Tennessee head coach Josh Heupel says that spring practice looks “unrecognizable” from where the Vols were a year ago in Knoxville. Reeling from the termination of Jeremy Pruitt and a large chunk of the coaching staff after the NCAA found proof of recruiting violations at the university, Heupel was in the midst of a QB battle and trying to reignite a program that had gone 3-7 in its 2020 season.
Somehow, he did it. Though Tennessee hadn’t been sitting at the bottom of the SEC (Vanderbilt has yet to release their tight hold on that title), they’d been floating around down there. And sure, you look at the Vols’ 2021 record (7-6, 4-4 in conference), and you’re not exactly blown away. But to watch that team last year was to understand that this is only the start of a rebuild that has the chance to finally take Tennessee back to their successes of the late nineties and early aughts.

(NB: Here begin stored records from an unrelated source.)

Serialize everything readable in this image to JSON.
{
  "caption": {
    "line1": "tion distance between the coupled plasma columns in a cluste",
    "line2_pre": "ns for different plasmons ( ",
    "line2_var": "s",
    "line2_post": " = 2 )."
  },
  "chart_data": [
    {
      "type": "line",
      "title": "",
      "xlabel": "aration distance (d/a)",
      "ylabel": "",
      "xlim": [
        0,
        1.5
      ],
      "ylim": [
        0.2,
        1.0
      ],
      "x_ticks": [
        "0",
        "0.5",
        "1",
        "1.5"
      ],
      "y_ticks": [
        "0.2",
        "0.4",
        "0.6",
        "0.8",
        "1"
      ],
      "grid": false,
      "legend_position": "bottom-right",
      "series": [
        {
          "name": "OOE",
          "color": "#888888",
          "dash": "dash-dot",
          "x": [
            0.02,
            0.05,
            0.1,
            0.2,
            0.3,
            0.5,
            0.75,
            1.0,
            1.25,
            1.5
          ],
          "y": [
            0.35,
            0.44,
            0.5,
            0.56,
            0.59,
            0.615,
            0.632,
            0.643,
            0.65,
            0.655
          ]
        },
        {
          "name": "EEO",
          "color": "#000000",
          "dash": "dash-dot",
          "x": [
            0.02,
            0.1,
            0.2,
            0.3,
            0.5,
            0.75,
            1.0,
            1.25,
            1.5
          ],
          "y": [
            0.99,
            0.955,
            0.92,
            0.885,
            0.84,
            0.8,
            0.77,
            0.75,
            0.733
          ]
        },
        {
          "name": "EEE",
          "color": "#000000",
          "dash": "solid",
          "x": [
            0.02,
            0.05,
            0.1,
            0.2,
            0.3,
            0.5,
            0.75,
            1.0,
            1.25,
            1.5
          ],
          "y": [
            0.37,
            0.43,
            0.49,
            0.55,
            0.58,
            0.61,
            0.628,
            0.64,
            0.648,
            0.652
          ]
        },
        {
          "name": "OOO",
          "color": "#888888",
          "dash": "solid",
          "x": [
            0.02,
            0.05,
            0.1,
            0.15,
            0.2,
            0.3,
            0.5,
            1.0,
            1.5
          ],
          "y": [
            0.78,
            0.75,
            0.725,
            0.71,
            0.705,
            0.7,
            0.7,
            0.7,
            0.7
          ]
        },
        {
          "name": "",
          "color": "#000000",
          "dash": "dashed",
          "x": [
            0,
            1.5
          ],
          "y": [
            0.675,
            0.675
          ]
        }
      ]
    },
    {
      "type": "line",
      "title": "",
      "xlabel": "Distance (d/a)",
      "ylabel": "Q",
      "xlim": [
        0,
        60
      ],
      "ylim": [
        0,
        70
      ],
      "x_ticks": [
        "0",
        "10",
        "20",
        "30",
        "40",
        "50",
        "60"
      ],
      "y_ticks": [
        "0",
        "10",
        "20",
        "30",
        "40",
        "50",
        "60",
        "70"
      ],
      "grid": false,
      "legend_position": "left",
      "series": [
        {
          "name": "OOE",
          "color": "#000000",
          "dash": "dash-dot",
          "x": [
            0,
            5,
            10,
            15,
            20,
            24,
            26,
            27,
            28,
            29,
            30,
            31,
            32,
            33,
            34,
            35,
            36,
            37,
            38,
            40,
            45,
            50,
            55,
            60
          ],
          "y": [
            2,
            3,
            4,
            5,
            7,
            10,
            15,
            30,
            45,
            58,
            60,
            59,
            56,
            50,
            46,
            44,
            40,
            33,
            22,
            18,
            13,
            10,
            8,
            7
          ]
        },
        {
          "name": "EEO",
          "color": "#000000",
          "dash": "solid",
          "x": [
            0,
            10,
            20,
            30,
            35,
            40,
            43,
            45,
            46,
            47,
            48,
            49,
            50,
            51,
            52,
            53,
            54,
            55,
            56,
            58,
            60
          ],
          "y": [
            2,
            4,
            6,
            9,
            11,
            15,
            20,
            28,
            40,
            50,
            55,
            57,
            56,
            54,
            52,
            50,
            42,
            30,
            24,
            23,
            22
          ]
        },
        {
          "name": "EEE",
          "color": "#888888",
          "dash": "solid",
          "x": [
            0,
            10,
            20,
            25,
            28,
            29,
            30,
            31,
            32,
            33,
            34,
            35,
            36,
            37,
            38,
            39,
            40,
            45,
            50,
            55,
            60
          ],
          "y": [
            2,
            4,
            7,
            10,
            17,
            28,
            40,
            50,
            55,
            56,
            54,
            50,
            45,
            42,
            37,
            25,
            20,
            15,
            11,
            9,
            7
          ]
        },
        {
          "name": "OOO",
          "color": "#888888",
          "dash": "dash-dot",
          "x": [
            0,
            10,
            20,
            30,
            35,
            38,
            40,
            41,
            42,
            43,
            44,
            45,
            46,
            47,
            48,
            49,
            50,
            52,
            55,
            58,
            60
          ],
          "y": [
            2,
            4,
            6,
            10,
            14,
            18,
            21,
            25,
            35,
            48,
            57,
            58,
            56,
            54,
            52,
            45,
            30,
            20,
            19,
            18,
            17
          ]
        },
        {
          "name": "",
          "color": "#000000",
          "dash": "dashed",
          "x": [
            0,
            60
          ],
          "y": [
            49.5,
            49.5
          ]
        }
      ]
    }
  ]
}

Is it way too early to be saying this? Absolutely. But I miss college football, so I’m going to say it. It’s a remarkably challenging feat to establish oneself in the best conference in college football amongst long-standing blue bloods who have just about every advantage going their way. But we saw Arkansas do it this year, coming from the depths of the conference to shock the CFB world and make their mark, taking care of Texas A&M and LSU and giving Ole Miss and Alabama a real challenge.

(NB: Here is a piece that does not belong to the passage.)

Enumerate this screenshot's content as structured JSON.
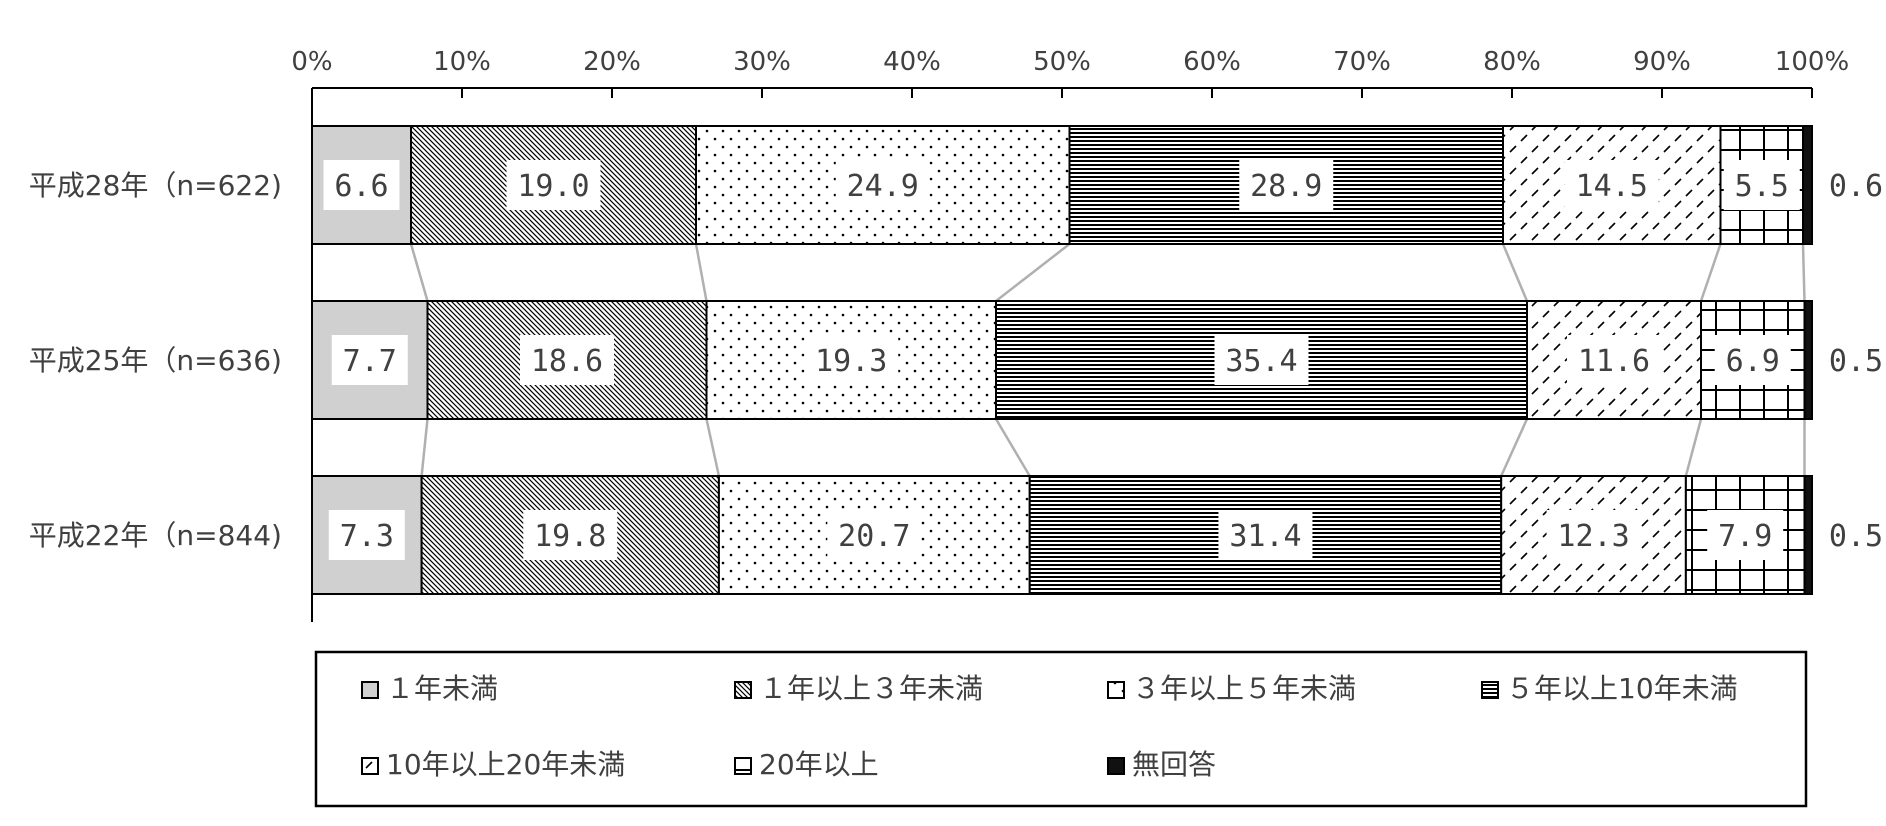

While the Hogs may have reached their maximum production (made incredibly clear by their 37-0 whooping from Georgia), I think that this year is Tennessee’s year to see just how high their ceiling can go. And I think it can go high because of Hendon Hooker.
The self-nicknamed Hendo Cinco, a Virginia Tech transfer, is returning from a banner year in which he threw for nearly 3,000 yards after starting the season from complete scratch along with Heupel. He could have gone to the NFL, but decided (correctly) to return to college football for one last ride.
This year, he’ll be able to refine his skills, understand his opponents, and finish the necessary offensive development that he needs to become one of the best QB’s in the conference. Bar injury, Hooker has the potential to shock the world and complete the program’s turnaround in his two years of eligibility and skyrocket his draft stock (and maybe even Heisman chances) in 2022.
A world in which Tennessee football is a real contender in the SEC is not a world with which many of us are familiar or even comfortable, but I’m ready to place my bets on the Vols shaking it up this season. The future looks bright — they just nabbed a five-star QB recruit in Nico Iamaleava for the class of 2023, and they already have a four-star freshman QB backing up Hooker. Heupel himself told the Knoxville News Sentinel yesterday that the team is “light years” ahead of where they were at this time last year — a good sign, to say the very least.
Their six losses, and even the scores of those losses, don’t accurately reflect the level that the Vols were performing at last year, in my opinion. To watch them during the 2021 season was to experience a fast-paced, aggressive, fearless offense that put rival defenses on their heels. While halftime adjustments from opposing teams often made it so that the Vols didn’t pull out the victory, the potential was very clearly there. They finished the season with a heartbreaker in overtime against a very strong Purdue team in the Music City Bowl, but above all, they showed that they’re able to hang with the big boys again.
A rebuild in an SEC schedule will undoubtedly hit quite a few major snags along the way, as the Vols face Alabama and Florida at home this upcoming season, as well as Georgia and LSU, with new head coach Brian Kelly, in away games. There’s never not going to be a schedule full of huge challenges for Tennessee, but I really believe that they’re going to give us some very interesting games to watch this fall against the conference powerhouses.
Only 164 days left until college football starts again! Not that anyone’s counting.